Perhaps a result of this, I have been constantly self-concious about my breasts. I think they're flabby and gross and annoying. Luckily my husband doesn't share my opinion, but I believe that my fears and doubts are a result of discrimination against large breasted women.
And it's amazing how many people dont' even realize that they're doing it. My own sister was watching a reality show with me, and a larger breasted woman came into the picture. She automatically assumed that this woman was dumb, flakey, and a slut. Looking at this woman as a peer (in the world of large breasts anyway), I didn't see how my sister could think that she was not smart. We later looked up her profile online and my sister was amazed to learn that this woman had a masters in finance, and was clearly not an idiot.
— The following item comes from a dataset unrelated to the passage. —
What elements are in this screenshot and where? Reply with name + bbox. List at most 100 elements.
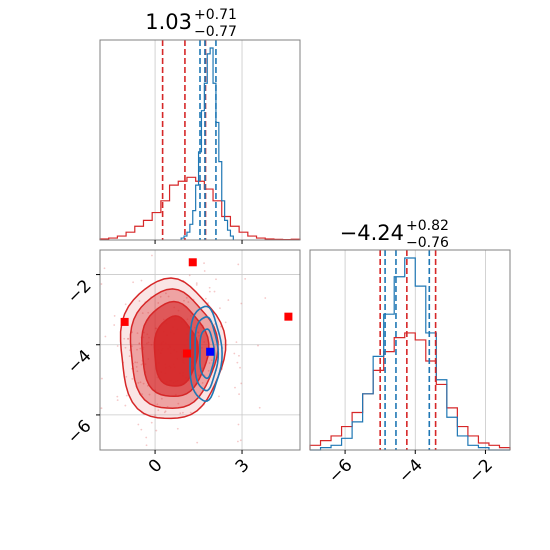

When women approach the idea of getting a breast job, I make sure to warn them about life as a large- breasted babe. I site the Lane Bryant commercial, which was taken off the air for exposing too much cleavage, despite showing no more skin than the Victoria's secret commercials we regularly see. As a woman who has a natural H-cup, I've experienced this prejudice all my life and wouldn't wish a fellow girl to go in unarmed. After a while I learned to joke about it, to brush it off, but sometimes it still hurts that people constantly underestimate me.